Burkina Faso: Mouss Black, l'artiste qui monte...

Moussa Sawadogo, alias Mouss Black, est un jeune artiste plasticien sculpteur burkinabè. Artiste aux multiples casquettes, l'homme est sculpteur-installateur, peintre et dessinateur. Il élabore une œuvre protéiforme et résolument contemporaine qui l'inscrit peu à peu au rang des artistes les plus prometteurs du Burkina.

Moussa Sawadogo, quoique trentenaire (il est né en 1990), a une longue pratique artistique au compteur. Contrairement à la plupart des sculpteurs burkinabè, Mouss Black n'est pas descendant d'une famille de forgerons ou de bronziers fondeurs. C'est à la Fondation Olorun, ce creuset de création artistique créé par Christophe de Contenson, qu'adolescent, précisément en 2004, il s'initie à l'art du design aux côtés d'aînés comme l'électricien et designer Moussa Paré.

En tant que sculpteur, Mouss Black travaille principalement le bois et le fer, matériaux auxquels il adjoint parfois de la toile et des objets de récupération.
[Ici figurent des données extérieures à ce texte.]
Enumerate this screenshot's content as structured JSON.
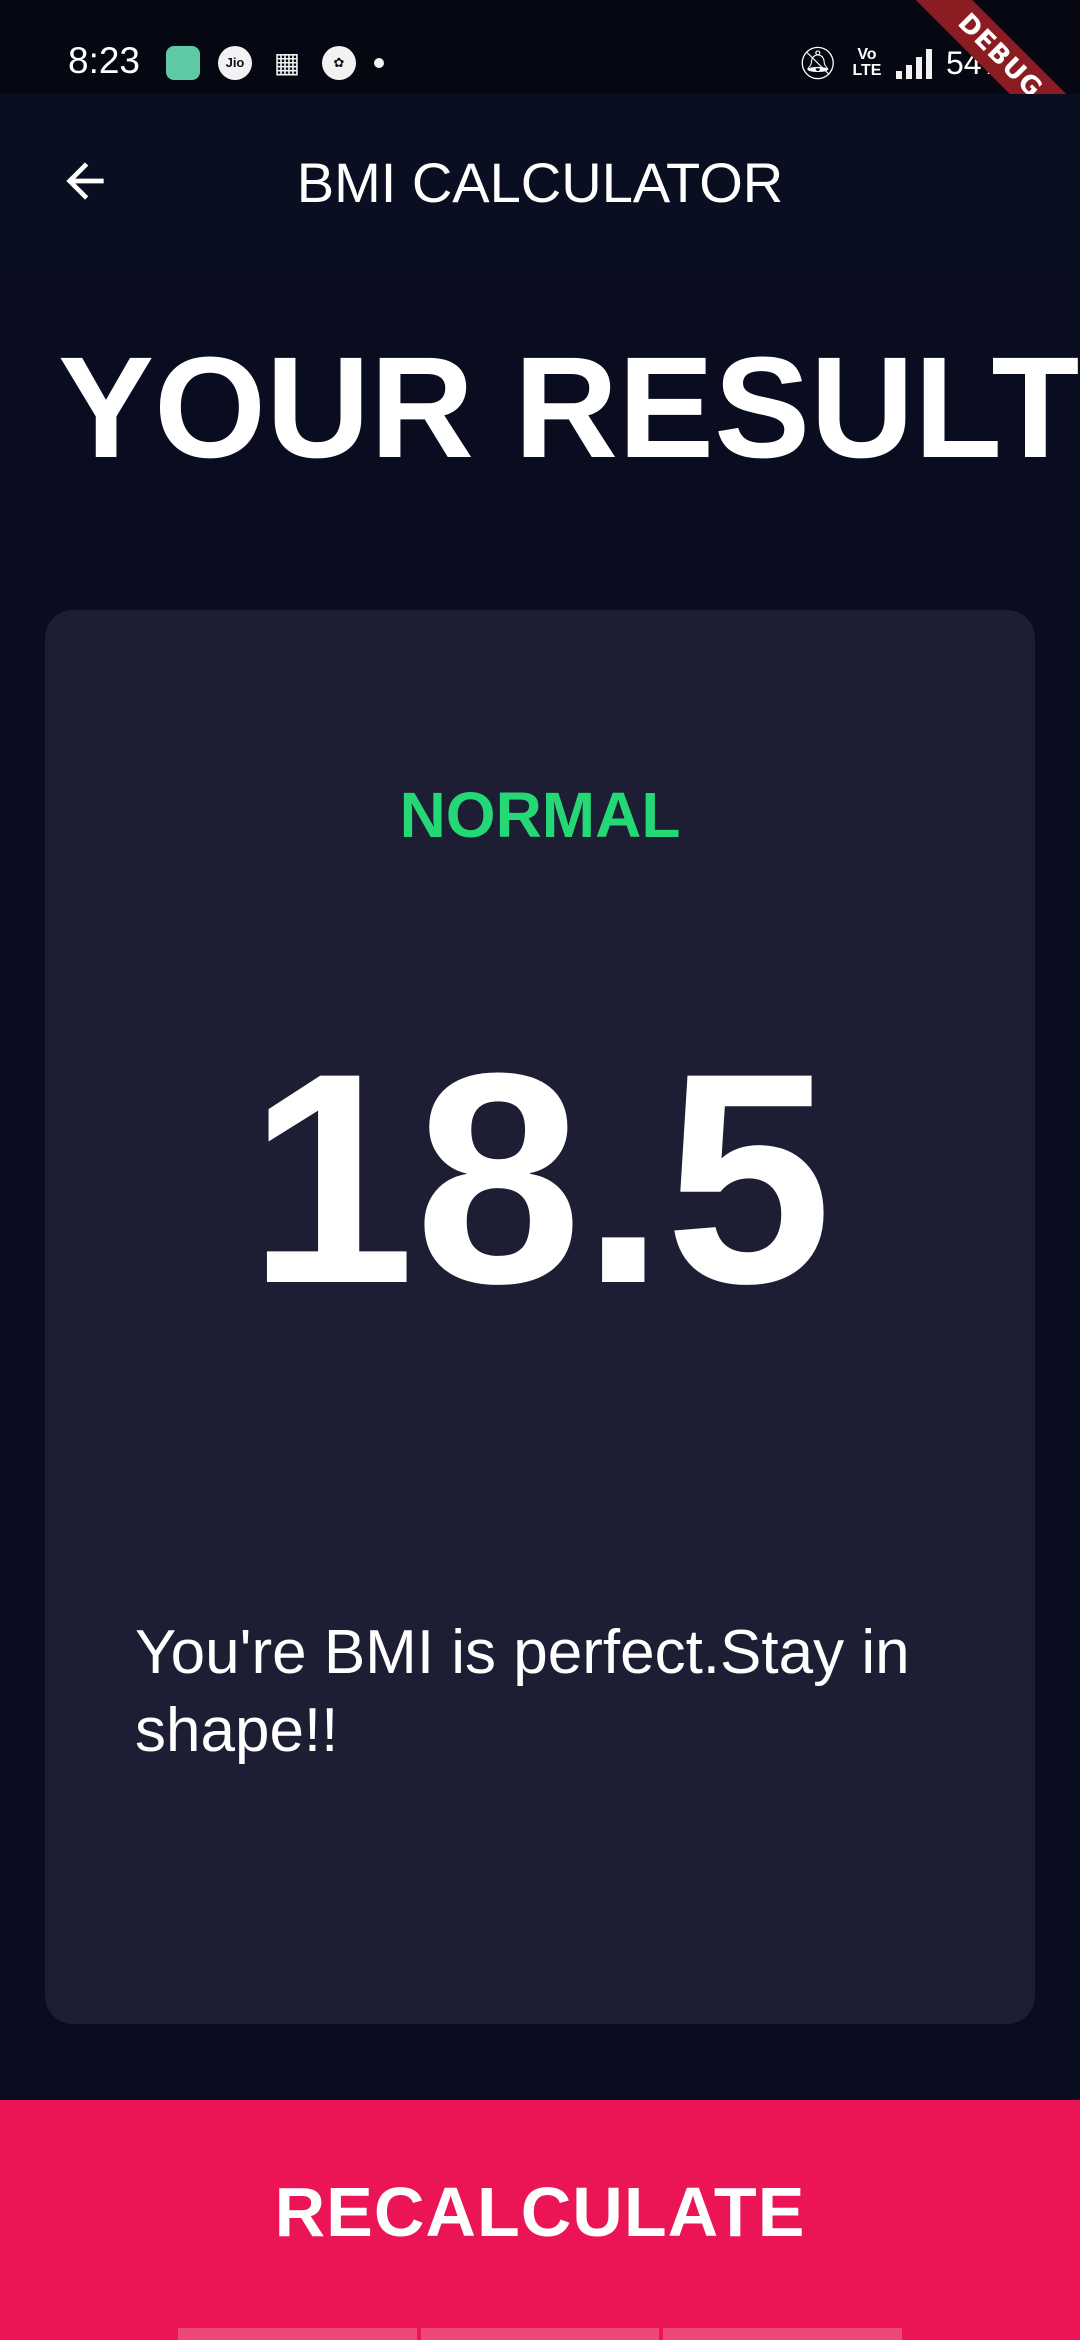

Il intervient très peu sur le bois, lui laissant la forme que la nature a bien voulu lui donner, se contentant de donner un visage, d'inciser une bouche ou un sein. C'est sur le fer qu'il opère sérieusement, créant les objets dont il a besoin pour compléter le don du bois. Ensuite, il peut, selon l'inspiration, ajouter de la toile, des objets de récupération pour compléter le personnage toujours anthropomorphe, même si parfois on n'est pas loin de la caricature zoomorphe.

L'exposition multimédia Fasotopia 2075, qui a donné la latitude aux artistes d'imaginer le Burkina Faso dans un demi-siècle, Mouss Black y a participé avec une installation dénommée " La Maison ambiguë " composée de cinq sculptures et d'une toile arachnéenne avec des araignées qui se balancent sur des ficelles. Ces sculptures sont des personnages de bois et de fer, pour la plupart. Ce sont le féticheur handicapé, le vieux sage, la femme esseulée, l'orpailleur et le parolier. Ce dernier est simplement une tête qui est un bidon transformé.
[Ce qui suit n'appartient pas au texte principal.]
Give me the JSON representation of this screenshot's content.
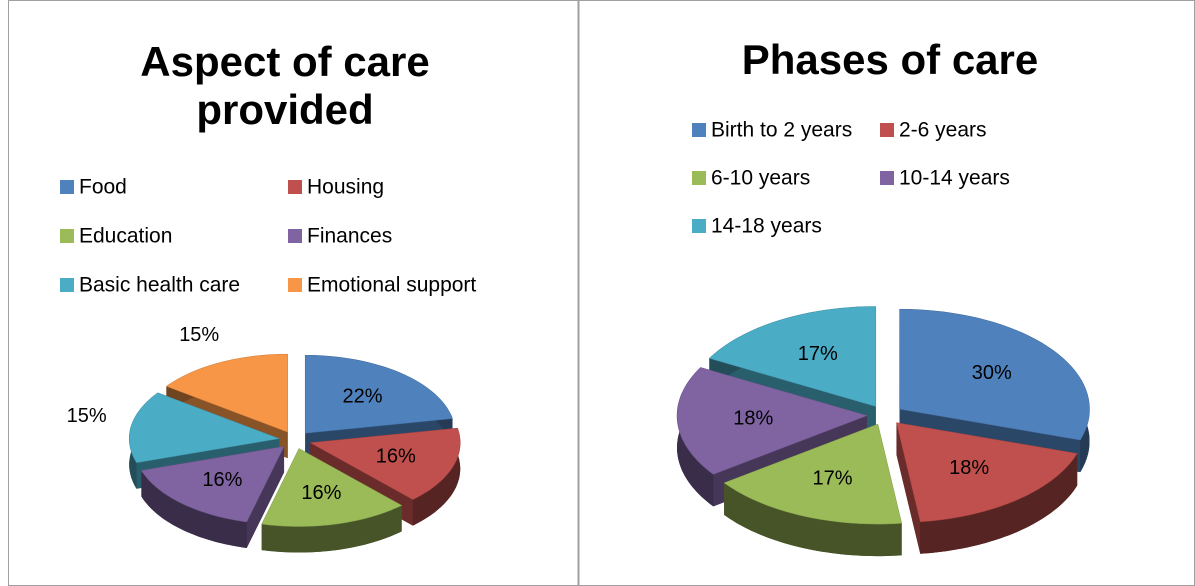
{
  "chart_data": [
    {
      "type": "pie3d",
      "title": "Aspect of care provided",
      "categories": [
        "Food",
        "Housing",
        "Education",
        "Finances",
        "Basic health care",
        "Emotional support"
      ],
      "values": [
        22,
        16,
        16,
        16,
        15,
        15
      ],
      "value_labels": [
        "22%",
        "16%",
        "16%",
        "16%",
        "15%",
        "15%"
      ],
      "colors": [
        "#4f81bd",
        "#c0504d",
        "#9bbb59",
        "#8064a2",
        "#4bacc6",
        "#f79646"
      ]
    },
    {
      "type": "pie3d",
      "title": "Phases of care",
      "categories": [
        "Birth to 2 years",
        "2-6 years",
        "6-10 years",
        "10-14 years",
        "14-18 years"
      ],
      "values": [
        30,
        18,
        17,
        18,
        17
      ],
      "value_labels": [
        "30%",
        "18%",
        "17%",
        "18%",
        "17%"
      ],
      "colors": [
        "#4f81bd",
        "#c0504d",
        "#9bbb59",
        "#8064a2",
        "#4bacc6"
      ]
    }
  ]
}
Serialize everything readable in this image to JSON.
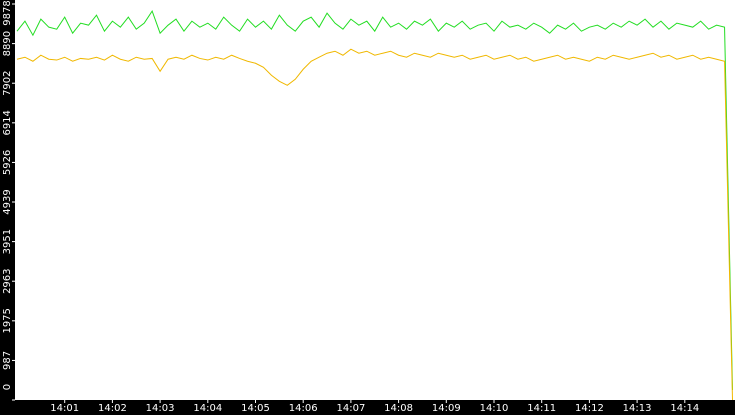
{
  "chart_data": {
    "type": "line",
    "categories": [
      null,
      null,
      null,
      null,
      null,
      null,
      "14:01",
      null,
      null,
      null,
      null,
      null,
      "14:02",
      null,
      null,
      null,
      null,
      null,
      "14:03",
      null,
      null,
      null,
      null,
      null,
      "14:04",
      null,
      null,
      null,
      null,
      null,
      "14:05",
      null,
      null,
      null,
      null,
      null,
      "14:06",
      null,
      null,
      null,
      null,
      null,
      "14:07",
      null,
      null,
      null,
      null,
      null,
      "14:08",
      null,
      null,
      null,
      null,
      null,
      "14:09",
      null,
      null,
      null,
      null,
      null,
      "14:10",
      null,
      null,
      null,
      null,
      null,
      "14:11",
      null,
      null,
      null,
      null,
      null,
      "14:12",
      null,
      null,
      null,
      null,
      null,
      "14:13",
      null,
      null,
      null,
      null,
      null,
      "14:14",
      null,
      null,
      null,
      null,
      null,
      null
    ],
    "series": [
      {
        "color": "#22dd22",
        "values": [
          9200,
          9450,
          9100,
          9500,
          9300,
          9250,
          9550,
          9150,
          9400,
          9350,
          9600,
          9200,
          9450,
          9300,
          9550,
          9250,
          9400,
          9700,
          9150,
          9350,
          9500,
          9200,
          9450,
          9300,
          9400,
          9250,
          9550,
          9350,
          9200,
          9500,
          9300,
          9450,
          9250,
          9600,
          9350,
          9200,
          9450,
          9550,
          9300,
          9650,
          9400,
          9250,
          9500,
          9350,
          9450,
          9200,
          9550,
          9300,
          9400,
          9250,
          9450,
          9350,
          9500,
          9200,
          9400,
          9300,
          9450,
          9250,
          9350,
          9400,
          9200,
          9450,
          9300,
          9350,
          9250,
          9400,
          9300,
          9150,
          9350,
          9250,
          9400,
          9200,
          9300,
          9350,
          9250,
          9400,
          9300,
          9450,
          9350,
          9500,
          9300,
          9450,
          9250,
          9400,
          9350,
          9300,
          9450,
          9250,
          9350,
          9300,
          250
        ]
      },
      {
        "color": "#f0b800",
        "values": [
          8500,
          8550,
          8450,
          8600,
          8500,
          8480,
          8550,
          8450,
          8520,
          8500,
          8550,
          8480,
          8600,
          8500,
          8450,
          8550,
          8500,
          8520,
          8200,
          8500,
          8550,
          8500,
          8600,
          8520,
          8480,
          8550,
          8500,
          8600,
          8520,
          8450,
          8400,
          8300,
          8100,
          7950,
          7850,
          8000,
          8250,
          8450,
          8550,
          8650,
          8700,
          8600,
          8750,
          8650,
          8700,
          8600,
          8650,
          8700,
          8600,
          8550,
          8650,
          8600,
          8550,
          8650,
          8600,
          8550,
          8600,
          8500,
          8550,
          8600,
          8500,
          8550,
          8600,
          8500,
          8550,
          8450,
          8500,
          8550,
          8600,
          8500,
          8550,
          8500,
          8450,
          8550,
          8500,
          8600,
          8550,
          8500,
          8550,
          8600,
          8650,
          8550,
          8600,
          8500,
          8550,
          8600,
          8500,
          8550,
          8500,
          8450,
          0
        ]
      }
    ],
    "ylim": [
      0,
      9878
    ],
    "yticks": [
      0,
      987,
      1975,
      2963,
      3951,
      4939,
      5926,
      6914,
      7902,
      8890,
      9878
    ]
  }
}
Dans les dessins sur papier, il utilise le café pour camper un carnaval fantastique où l'érotisme n'est pas absent et où la provoc n'est jamais loin. C'est une féerie avec des personnages étranges, oscillant entre l'humain et l'animal, s'inscrivant dans le blanc du papier comme des apparitions. A l'instar de Life is beautiful, qui met en scène une danseuse, seins fermes et saillants comme des sagaies zoulou, croupe rebondie et jambe relevée montrant une cuisse ferme. Mais sur la tête, un masque dont l'ambivalence peut faire songer à la croix d'Agadez, ou simplement à une croix vaticane plantée sur le cou comme sur une tombe !
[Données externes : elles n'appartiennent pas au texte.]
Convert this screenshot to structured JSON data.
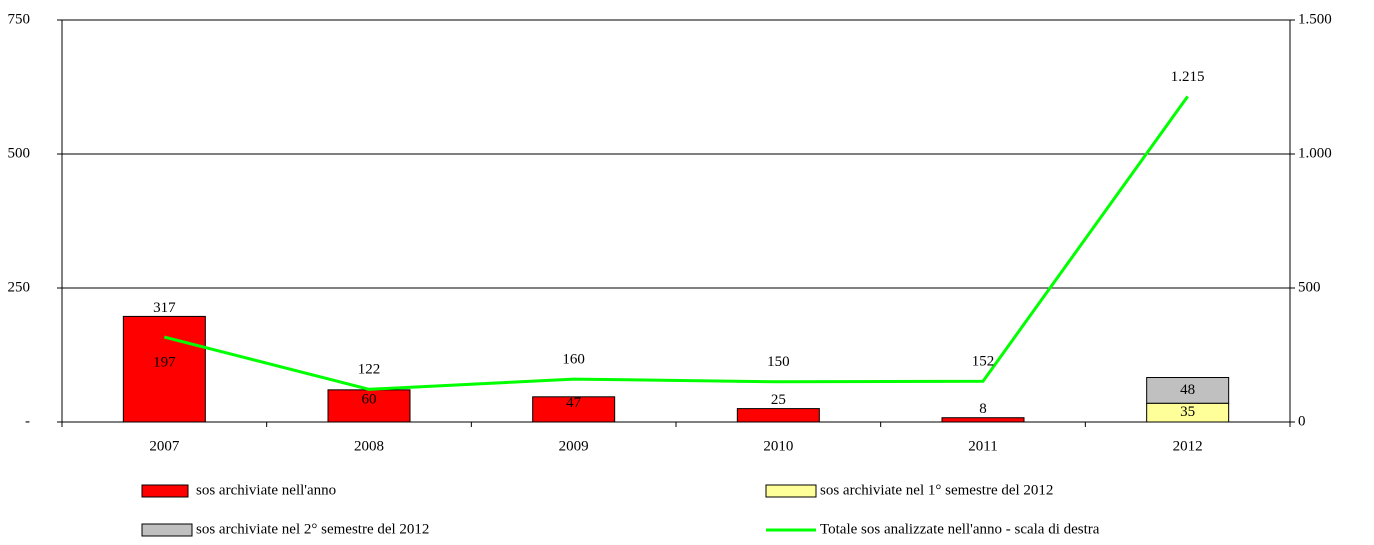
{
  "chart_data": {
    "type": "bar",
    "categories": [
      "2007",
      "2008",
      "2009",
      "2010",
      "2011",
      "2012"
    ],
    "series": [
      {
        "name": "sos archiviate nell'anno",
        "color": "#ff0000",
        "values": [
          197,
          60,
          47,
          25,
          8,
          null
        ]
      },
      {
        "name": "sos archiviate nel 1° semestre del 2012",
        "color": "#ffff99",
        "values": [
          null,
          null,
          null,
          null,
          null,
          35
        ],
        "stack": true
      },
      {
        "name": "sos archiviate nel 2° semestre del 2012",
        "color": "#c0c0c0",
        "values": [
          null,
          null,
          null,
          null,
          null,
          48
        ],
        "stack": true
      },
      {
        "name": "Totale sos analizzate nell'anno - scala di destra",
        "color": "#00ff00",
        "type": "line",
        "axis": "y2",
        "values": [
          317,
          122,
          160,
          150,
          152,
          1215
        ],
        "value_labels": [
          "317",
          "122",
          "160",
          "150",
          "152",
          "1.215"
        ]
      }
    ],
    "ylim": [
      0,
      750
    ],
    "yticks": [
      {
        "value": 0,
        "label": "-"
      },
      250,
      500,
      750
    ],
    "y2lim": [
      0,
      1500
    ],
    "y2ticks": [
      0,
      500,
      {
        "value": 1000,
        "label": "1.000"
      },
      {
        "value": 1500,
        "label": "1.500"
      }
    ],
    "grid": true,
    "legend": "bottom"
  }
}
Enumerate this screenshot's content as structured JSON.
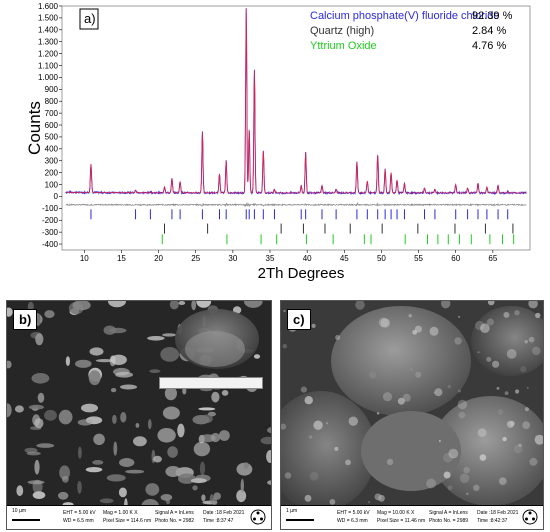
{
  "panel_a": {
    "label": "a)",
    "legend": [
      {
        "name": "Calcium phosphate(V) fluoride chloride",
        "value": "92.39 %",
        "color": "#2a2ae0"
      },
      {
        "name": "Quartz (high)",
        "value": "2.84 %",
        "color": "#333333"
      },
      {
        "name": "Yttrium Oxide",
        "value": "4.76 %",
        "color": "#22cc22"
      }
    ]
  },
  "chart_data": {
    "type": "line",
    "xlabel": "2Th Degrees",
    "ylabel": "Counts",
    "xlim": [
      7,
      70
    ],
    "ylim": [
      -450,
      1600
    ],
    "x_ticks": [
      10,
      15,
      20,
      25,
      30,
      35,
      40,
      45,
      50,
      55,
      60,
      65
    ],
    "y_ticks": [
      -400,
      -300,
      -200,
      -100,
      0,
      100,
      200,
      300,
      400,
      500,
      600,
      700,
      800,
      900,
      1000,
      1100,
      1200,
      1300,
      1400,
      1500,
      1600
    ],
    "y_tick_labels": [
      "-400",
      "-300",
      "-200",
      "-100",
      "0",
      "100",
      "200",
      "300",
      "400",
      "500",
      "600",
      "700",
      "800",
      "900",
      "1.000",
      "1.100",
      "1.200",
      "1.300",
      "1.400",
      "1.500",
      "1.600"
    ],
    "baseline_counts": 30,
    "difference_offset": -70,
    "peaks": [
      {
        "x": 10.9,
        "y": 270
      },
      {
        "x": 16.9,
        "y": 50
      },
      {
        "x": 18.9,
        "y": 40
      },
      {
        "x": 20.8,
        "y": 80
      },
      {
        "x": 21.8,
        "y": 150
      },
      {
        "x": 22.9,
        "y": 125
      },
      {
        "x": 25.9,
        "y": 540
      },
      {
        "x": 28.2,
        "y": 190
      },
      {
        "x": 29.1,
        "y": 300
      },
      {
        "x": 31.8,
        "y": 1580
      },
      {
        "x": 32.2,
        "y": 560
      },
      {
        "x": 32.9,
        "y": 1060
      },
      {
        "x": 34.1,
        "y": 380
      },
      {
        "x": 35.6,
        "y": 60
      },
      {
        "x": 39.2,
        "y": 90
      },
      {
        "x": 39.8,
        "y": 370
      },
      {
        "x": 42.0,
        "y": 90
      },
      {
        "x": 43.9,
        "y": 60
      },
      {
        "x": 46.7,
        "y": 290
      },
      {
        "x": 48.1,
        "y": 130
      },
      {
        "x": 49.5,
        "y": 350
      },
      {
        "x": 50.5,
        "y": 230
      },
      {
        "x": 51.3,
        "y": 200
      },
      {
        "x": 52.1,
        "y": 140
      },
      {
        "x": 53.1,
        "y": 110
      },
      {
        "x": 55.8,
        "y": 70
      },
      {
        "x": 57.2,
        "y": 60
      },
      {
        "x": 60.0,
        "y": 100
      },
      {
        "x": 61.6,
        "y": 70
      },
      {
        "x": 63.0,
        "y": 110
      },
      {
        "x": 64.2,
        "y": 80
      },
      {
        "x": 65.7,
        "y": 90
      },
      {
        "x": 67.0,
        "y": 40
      }
    ],
    "series": [
      {
        "name": "Calcium phosphate(V) fluoride chloride",
        "color": "#2a2ae0",
        "tick_y": -150,
        "positions": [
          10.9,
          16.9,
          18.9,
          21.8,
          22.9,
          25.9,
          28.2,
          29.1,
          31.8,
          32.2,
          32.9,
          34.1,
          35.6,
          39.2,
          39.8,
          42.0,
          43.9,
          46.7,
          48.1,
          49.5,
          50.5,
          51.3,
          52.1,
          53.1,
          55.8,
          57.2,
          60.0,
          61.6,
          63.0,
          64.2,
          65.7,
          67.0
        ]
      },
      {
        "name": "Quartz (high)",
        "color": "#333333",
        "tick_y": -270,
        "positions": [
          20.8,
          26.6,
          36.5,
          39.5,
          42.4,
          45.8,
          50.1,
          54.9,
          59.9,
          64.0,
          67.7
        ]
      },
      {
        "name": "Yttrium Oxide",
        "color": "#22cc22",
        "tick_y": -360,
        "positions": [
          20.5,
          29.2,
          33.8,
          35.9,
          39.9,
          43.5,
          47.7,
          48.6,
          53.2,
          56.2,
          57.6,
          59.0,
          60.5,
          62.1,
          64.6,
          66.3,
          67.8
        ]
      }
    ]
  },
  "panel_b": {
    "label": "b)",
    "scale": "10 µm",
    "info_col1": [
      "EHT = 5.00 kV",
      "WD = 6.5 mm"
    ],
    "info_col2": [
      "Mag = 1.00 K X",
      "Pixel Size = 114.6 nm"
    ],
    "info_col3": [
      "Signal A = InLens",
      "Photo No. = 2982"
    ],
    "info_col4": [
      "Date :18 Feb 2021",
      "Time :8:37:47"
    ]
  },
  "panel_c": {
    "label": "c)",
    "scale": "1 µm",
    "info_col1": [
      "EHT = 5.00 kV",
      "WD = 6.3 mm"
    ],
    "info_col2": [
      "Mag = 10.00 K X",
      "Pixel Size = 11.46 nm"
    ],
    "info_col3": [
      "Signal A = InLens",
      "Photo No. = 2989"
    ],
    "info_col4": [
      "Date :18 Feb 2021",
      "Time :8:42:37"
    ]
  }
}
A côté de ses grandes œuvres, il crée un univers bigarré d'arthropodes avec des papillons aux ailes déployées, des coccinelles prenant leur envol, des scarabées dorés et des moucherons gris aux élytres étirés. Il n'en a pas encore fait une exposition mais il est évident que c'est la part de poésie ludique qui s'ajoute à une œuvre qui est une satire sociale. En effet, bien que jeune, il est très tourné vers les valeurs africaines dont il pense qu'elles font partie du viatique pour aller vers le futur car à renier leur patrimoine, les Africains se condamnent à n'être que de pales copies d'Européens, d'Asiatiques et d'Américains. C'est par conséquent dans cet engagement qu'il faut chercher l'explication du choix du nom Mouss Black. Il revendique d'entrer dans le monde qui vient, auréole de la culture et des valeurs nègres.

Mouss Black construit patiemment une œuvre singulière et culturellement anthropophage. On devine que cette jeune œuvre s'est repue des travaux des grands artistes contemporains d'Afrique. Paul Valery disait justement que " Rien de plus original, rien de plus "soi" que de se nourrir des autres. Mais il faut les digérer. Le lion est fait de mouton assimilé ".